Murata Hitoshi, Babasaki Katsuhiko, Yamada Akiyoshi
Department of Applied Microbiology and Mushroom Sciences, Forestry and Forest Products Research Institute, Matsunosato 1, 305-8687 Tsukuba, Japan.
Mycorrhiza. 2005 May;15(3):179-86. doi: 10.1007/s00572-004-0319-0. Epub 2004 Sep 16.
The ectomycorrhizal basidiomycete Tricholoma matsutake produces commercially valuable fruit bodies--matsutake--in Pinus sp. forest. Here we report that PCR with outward facing primers designed based on sequences comprising sigma(marY1), the long terminal repeat of the gypsy-type retroelement marY1, specifies strains of T. matsutake. PCR with a primer based on the 22-bp sequence conserved at the 5'-end of sigma(marY1) conferred 73 reliable bands overall whose profiles depend upon strains of T. matsutake and T. magnivelare, the latter known as 'American matsutake'. This PCR system gave no detectable band in any other species of Tricholoma tested, including T. bakamatsutake and T. fulvocastaneum, symbionts closely related to T. matsutake, as well as a host plant, Pinus densiflora. Similarly, PCR with a set of primers based on 26-bp and 28-bp sequences at bp 48-73 and bp 281-308 of sigma(marY1), internal regions that are mutated in a variant of marY1, conferred 90 reliable bands only in strains of T. matsutake. Theoretically, PCR with the 22-bp primer would allow generation of 2(73), or 9.4x10(21), types of polymorphism, and PCR with a combination of 26- and 28-bp primers, 2(90), or 1.2x10(27) types. The probability of falsely specifying two different isolates as the same strain is <1/10(21). While polymorphisms conferred by the primer based on the 5' end of sigma(marY1) rather exhibit genetic conservation of a group of T. matsutake, those resulting from primers based on the internal sequences more clearly demonstrate intra-specific diversification. Both systems revealed that T. matsutake is divergent within the species. Ectomycorrhizas formed between P. densiflora and T. matsutake were identified by the PCR systems developed in the present study. This method, using sigma(marY1) as a genetic marker, is useful in analyzing the diversity of T. matsutake, monitoring the behavior of individual mycorrhizas, and specifying the ecological background of fruit bodies traded in markets.

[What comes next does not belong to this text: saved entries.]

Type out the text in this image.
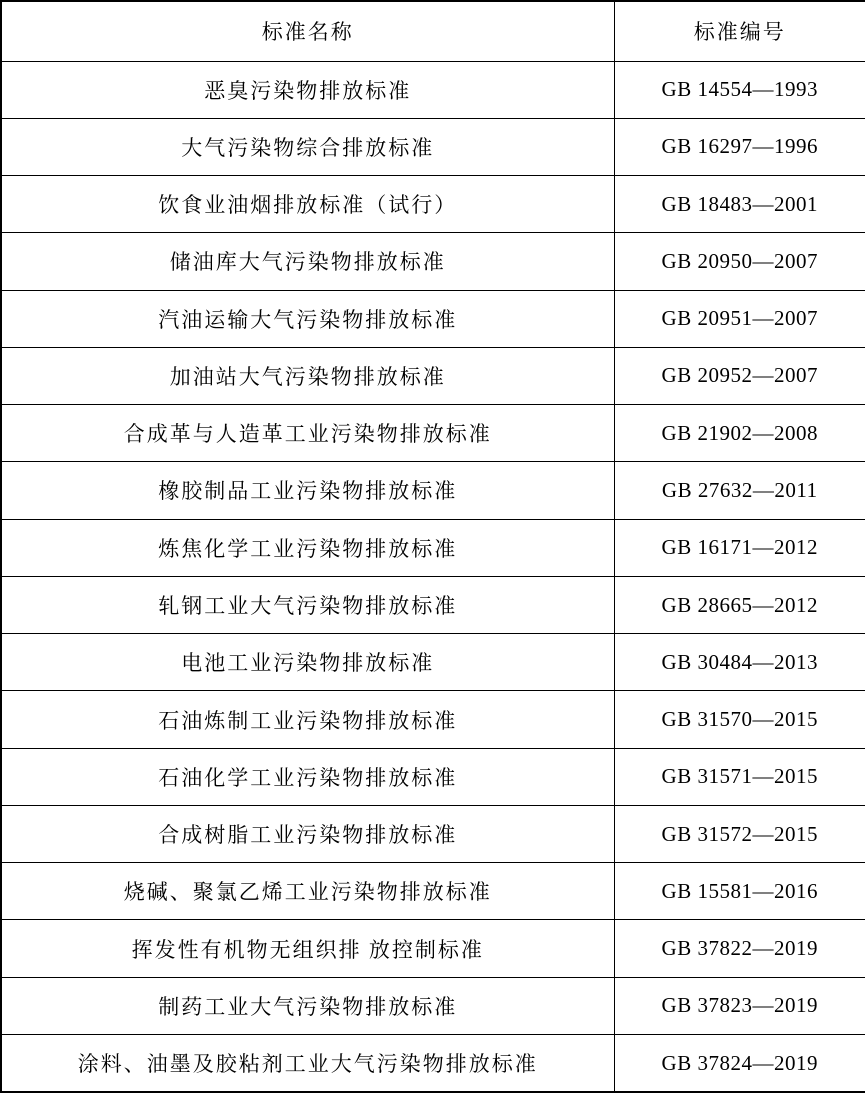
标准名称	标准编号
恶臭污染物排放标准	GB 14554—1993
大气污染物综合排放标准	GB 16297—1996
饮食业油烟排放标准（试行）	GB 18483—2001
储油库大气污染物排放标准	GB 20950—2007
汽油运输大气污染物排放标准	GB 20951—2007
加油站大气污染物排放标准	GB 20952—2007
合成革与人造革工业污染物排放标准	GB 21902—2008
橡胶制品工业污染物排放标准	GB 27632—2011
炼焦化学工业污染物排放标准	GB 16171—2012
轧钢工业大气污染物排放标准	GB 28665—2012
电池工业污染物排放标准	GB 30484—2013
石油炼制工业污染物排放标准	GB 31570—2015
石油化学工业污染物排放标准	GB 31571—2015
合成树脂工业污染物排放标准	GB 31572—2015
烧碱、聚氯乙烯工业污染物排放标准	GB 15581—2016
挥发性有机物无组织排 放控制标准	GB 37822—2019
制药工业大气污染物排放标准	GB 37823—2019
涂料、油墨及胶粘剂工业大气污染物排放标准	GB 37824—2019
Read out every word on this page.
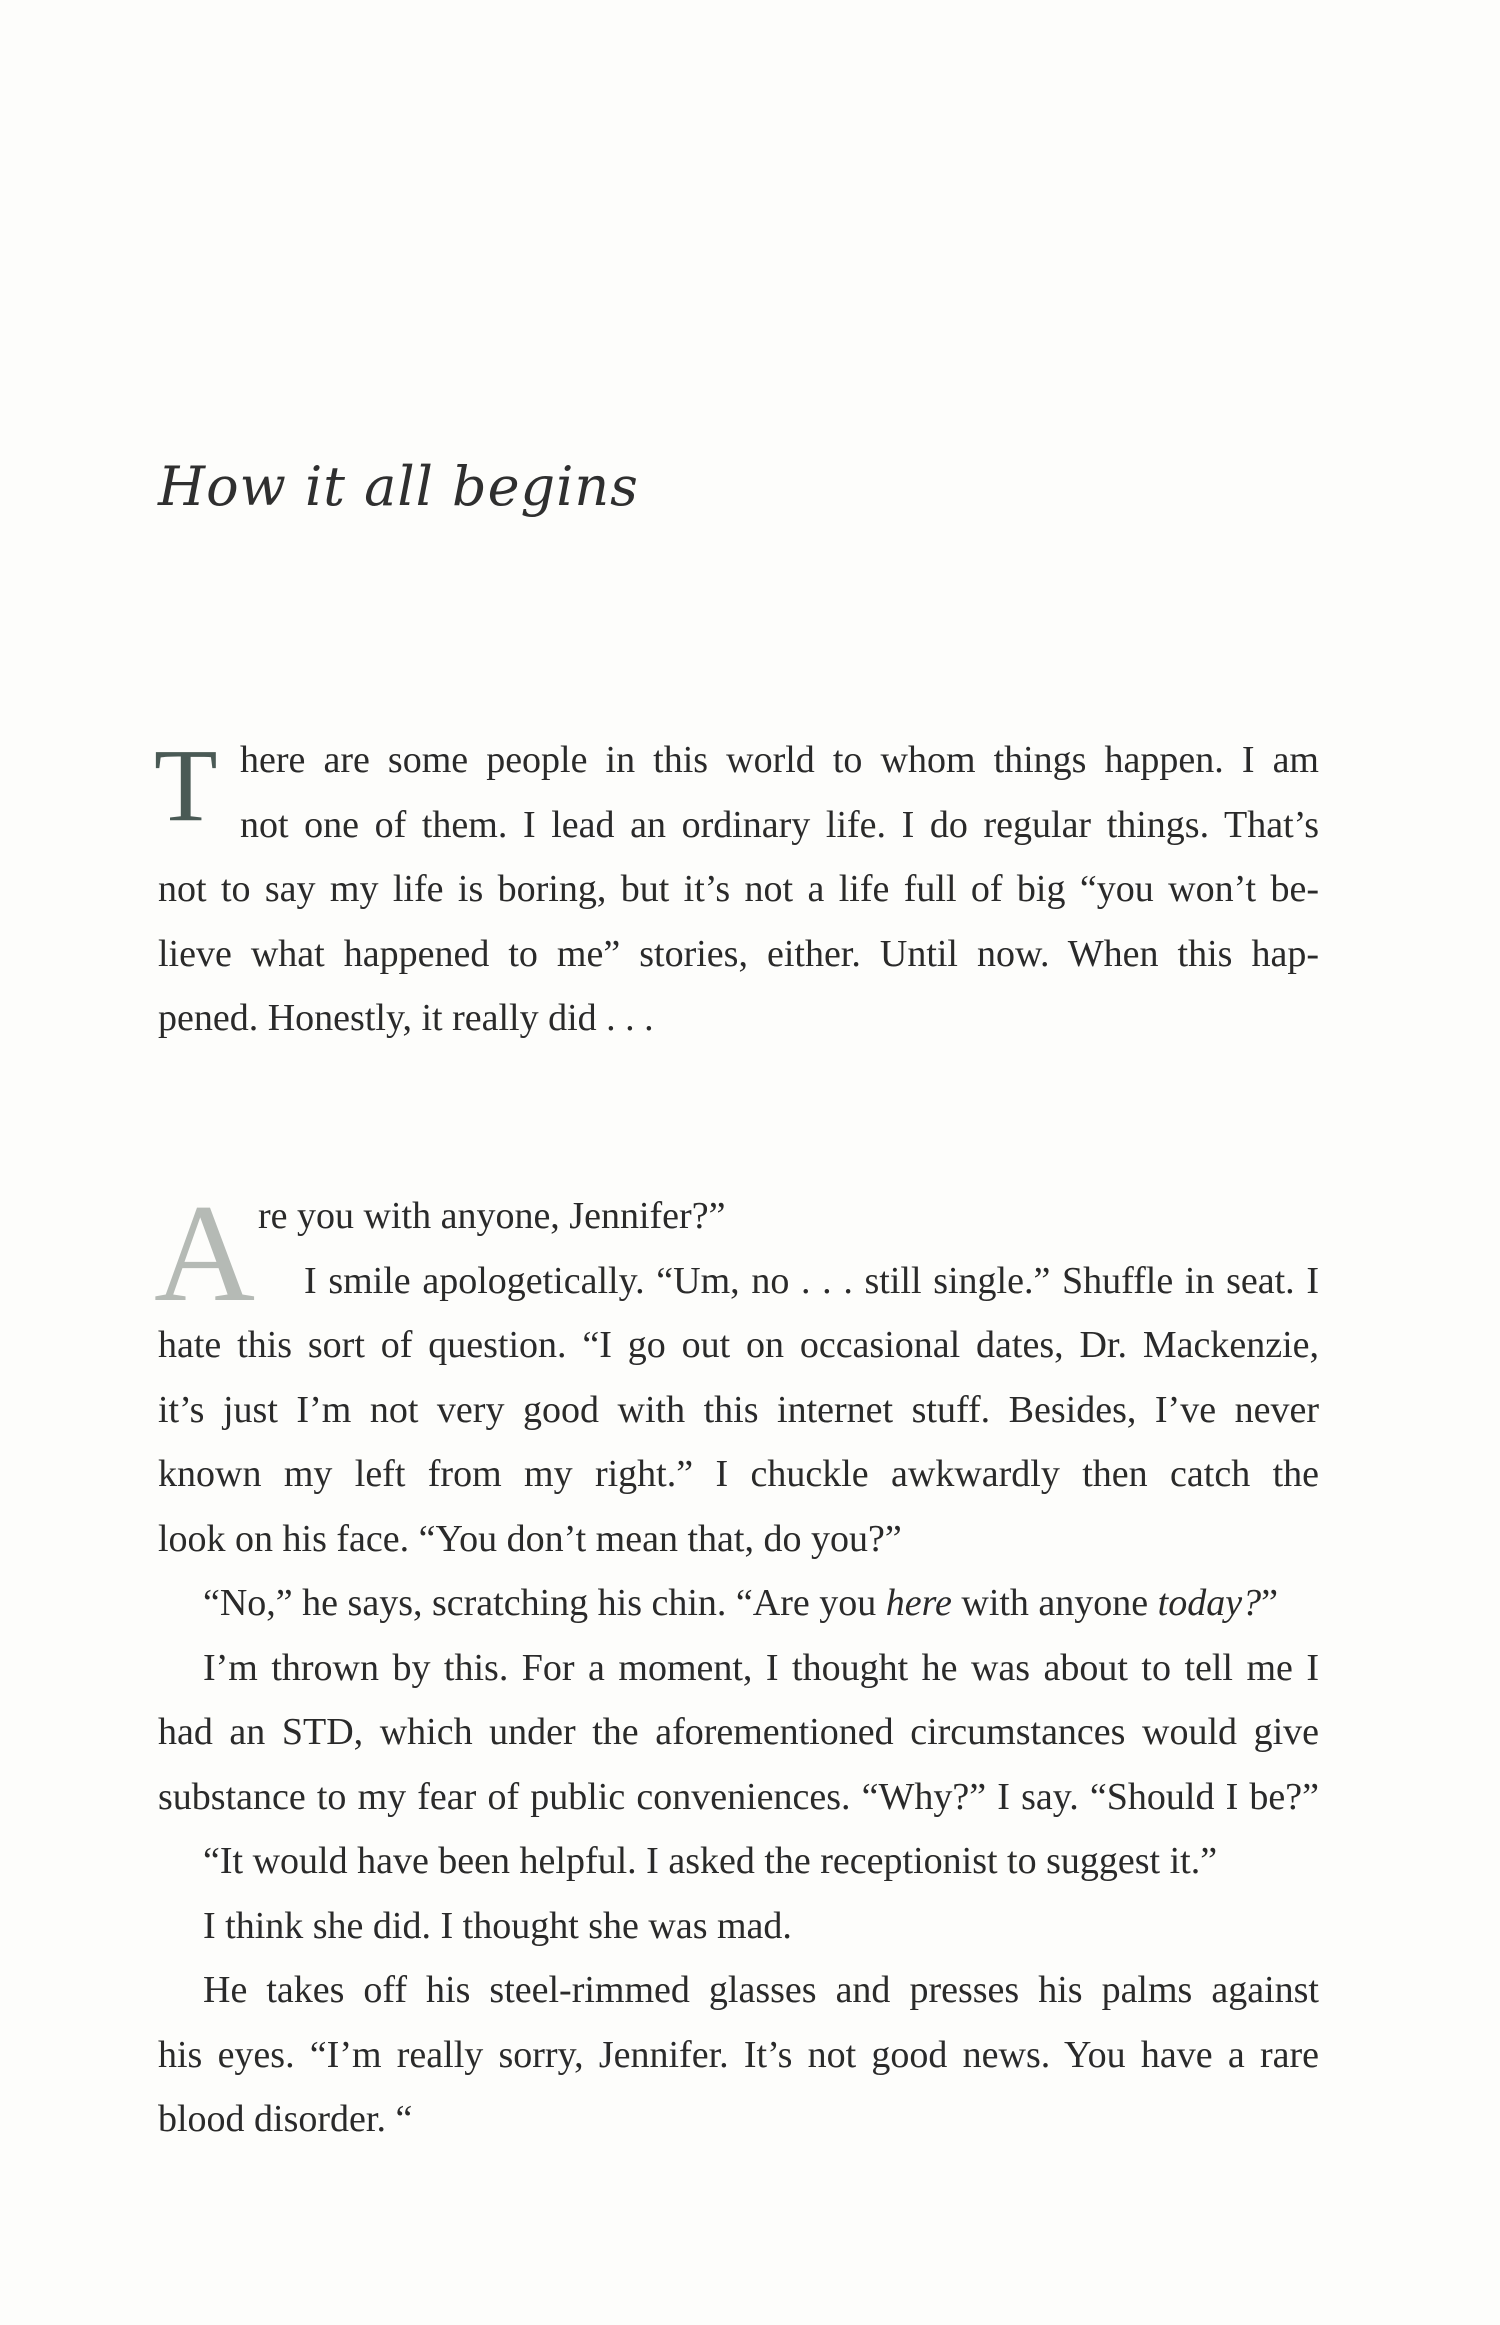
How it all begins
T here are some people in this world to whom things happen. I am
not one of them. I lead an ordinary life. I do regular things. That’s
not to say my life is boring, but it’s not a life full of big “you won’t be-
lieve what happened to me” stories, either. Until now. When this hap-
pened. Honestly, it really did . . .
A re you with anyone, Jennifer?”
I smile apologetically. “Um, no . . . still single.” Shuffle in seat. I
hate this sort of question. “I go out on occasional dates, Dr. Mackenzie,
it’s just I’m not very good with this internet stuff. Besides, I’ve never
known my left from my right.” I chuckle awkwardly then catch the
look on his face. “You don’t mean that, do you?”
“No,” he says, scratching his chin. “Are you here with anyone today?”
I’m thrown by this. For a moment, I thought he was about to tell me I
had an STD, which under the aforementioned circumstances would give
substance to my fear of public conveniences. “Why?” I say. “Should I be?”
“It would have been helpful. I asked the receptionist to suggest it.”
I think she did. I thought she was mad.
He takes off his steel-rimmed glasses and presses his palms against
his eyes. “I’m really sorry, Jennifer. It’s not good news. You have a rare
blood disorder. “
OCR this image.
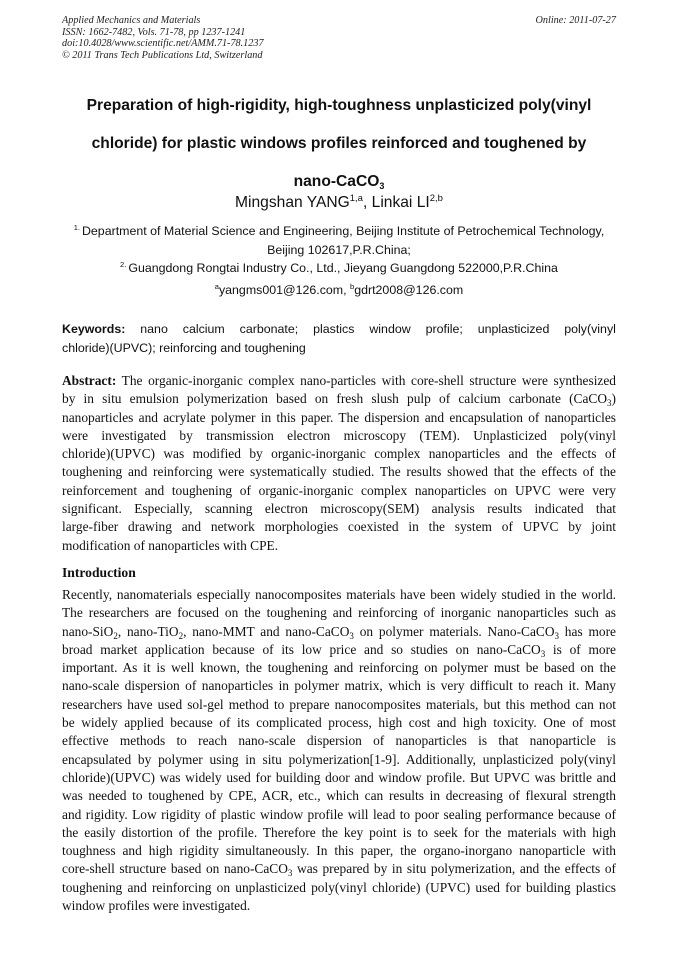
Applied Mechanics and Materials	Online: 2011-07-27
ISSN: 1662-7482, Vols. 71-78, pp 1237-1241
doi:10.4028/www.scientific.net/AMM.71-78.1237
© 2011 Trans Tech Publications Ltd, Switzerland
Preparation of high-rigidity, high-toughness unplasticized poly(vinyl
chloride) for plastic windows profiles reinforced and toughened by
nano-CaCO$_3$
Mingshan YANG$^{1,a}$, Linkai LI$^{2,b}$
$^{1.}$ Department of Material Science and Engineering, Beijing Institute of Petrochemical Technology,
Beijing 102617,P.R.China;
$^{2.}$ Guangdong Rongtai Industry Co., Ltd., Jieyang Guangdong 522000,P.R.China
$^a$yangms001@126.com, $^b$gdrt2008@126.com
Keywords: nano calcium carbonate; plastics window profile; unplasticized poly(vinyl
chloride)(UPVC); reinforcing and toughening
Abstract: The organic-inorganic complex nano-particles with core-shell structure were synthesized
by in situ emulsion polymerization based on fresh slush pulp of calcium carbonate (CaCO$_3$)
nanoparticles and acrylate polymer in this paper. The dispersion and encapsulation of nanoparticles
were investigated by transmission electron microscopy (TEM). Unplasticized poly(vinyl
chloride)(UPVC) was modified by organic-inorganic complex nanoparticles and the effects of
toughening and reinforcing were systematically studied. The results showed that the effects of the
reinforcement and toughening of organic-inorganic complex nanoparticles on UPVC were very
significant. Especially, scanning electron microscopy(SEM) analysis results indicated that
large-fiber drawing and network morphologies coexisted in the system of UPVC by joint
modification of nanoparticles with CPE.
Introduction
Recently, nanomaterials especially nanocomposites materials have been widely studied in the world.
The researchers are focused on the toughening and reinforcing of inorganic nanoparticles such as
nano-SiO$_2$, nano-TiO$_2$, nano-MMT and nano-CaCO$_3$ on polymer materials. Nano-CaCO$_3$ has more
broad market application because of its low price and so studies on nano-CaCO$_3$ is of more
important. As it is well known, the toughening and reinforcing on polymer must be based on the
nano-scale dispersion of nanoparticles in polymer matrix, which is very difficult to reach it. Many
researchers have used sol-gel method to prepare nanocomposites materials, but this method can not
be widely applied because of its complicated process, high cost and high toxicity. One of most
effective methods to reach nano-scale dispersion of nanoparticles is that nanoparticle is
encapsulated by polymer using in situ polymerization[1-9]. Additionally, unplasticized poly(vinyl
chloride)(UPVC) was widely used for building door and window profile. But UPVC was brittle and
was needed to toughened by CPE, ACR, etc., which can results in decreasing of flexural strength
and rigidity. Low rigidity of plastic window profile will lead to poor sealing performance because of
the easily distortion of the profile. Therefore the key point is to seek for the materials with high
toughness and high rigidity simultaneously. In this paper, the organo-inorgano nanoparticle with
core-shell structure based on nano-CaCO$_3$ was prepared by in situ polymerization, and the effects of
toughening and reinforcing on unplasticized poly(vinyl chloride) (UPVC) used for building plastics
window profiles were investigated.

外生菌根担子菌松茸在松属植物林中产生具有商业价值的子实体——松茸。在此,我们报告基于包含sigma(marY1)(吉普赛型反转录元件marY1的长末端重复序列)的序列设计的外向引物进行PCR可鉴定松茸菌株。使用基于sigma(marY1) 5'端保守的22 bp序列的引物进行PCR总共产生了73条可靠条带,其条带图谱取决于松茸菌株和大孢口蘑菌株,后者被称为“美国松茸”。该PCR系统在测试的任何其他口蘑物种中均未检测到条带,包括与松茸密切相关的共生菌巴氏口蘑和黄褐口蘑,以及寄主植物赤松。同样,使用基于sigma(marY1) 48 - 73 bp处的26 bp序列和281 - 308 bp处的28 bp序列(marY1变体中发生突变的内部区域)的一组引物进行PCR,仅在松茸菌株中产生了90条可靠条带。理论上,使用22 bp引物进行PCR可产生2(73),即9.4×10(21)种多态性类型,而使用26 bp和28 bp引物组合进行PCR可产生2(90),即1.2×10(27)种类型。将两个不同分离株错误鉴定为同一菌株的概率<1/10(21)。虽然基于sigma(marY1) 5'端的引物赋予的多态性更体现了一组松茸的遗传保守性,但基于内部序列的引物产生的多态性更清楚地证明了种内多样性。两种系统均表明松茸在物种内存在差异。本研究开发的PCR系统可鉴定赤松与松茸形成的外生菌根。这种以sigma(marY1)作为遗传标记的方法,对于分析松茸的多样性、监测单个菌根的行为以及确定市场上交易的子实体的生态背景很有用。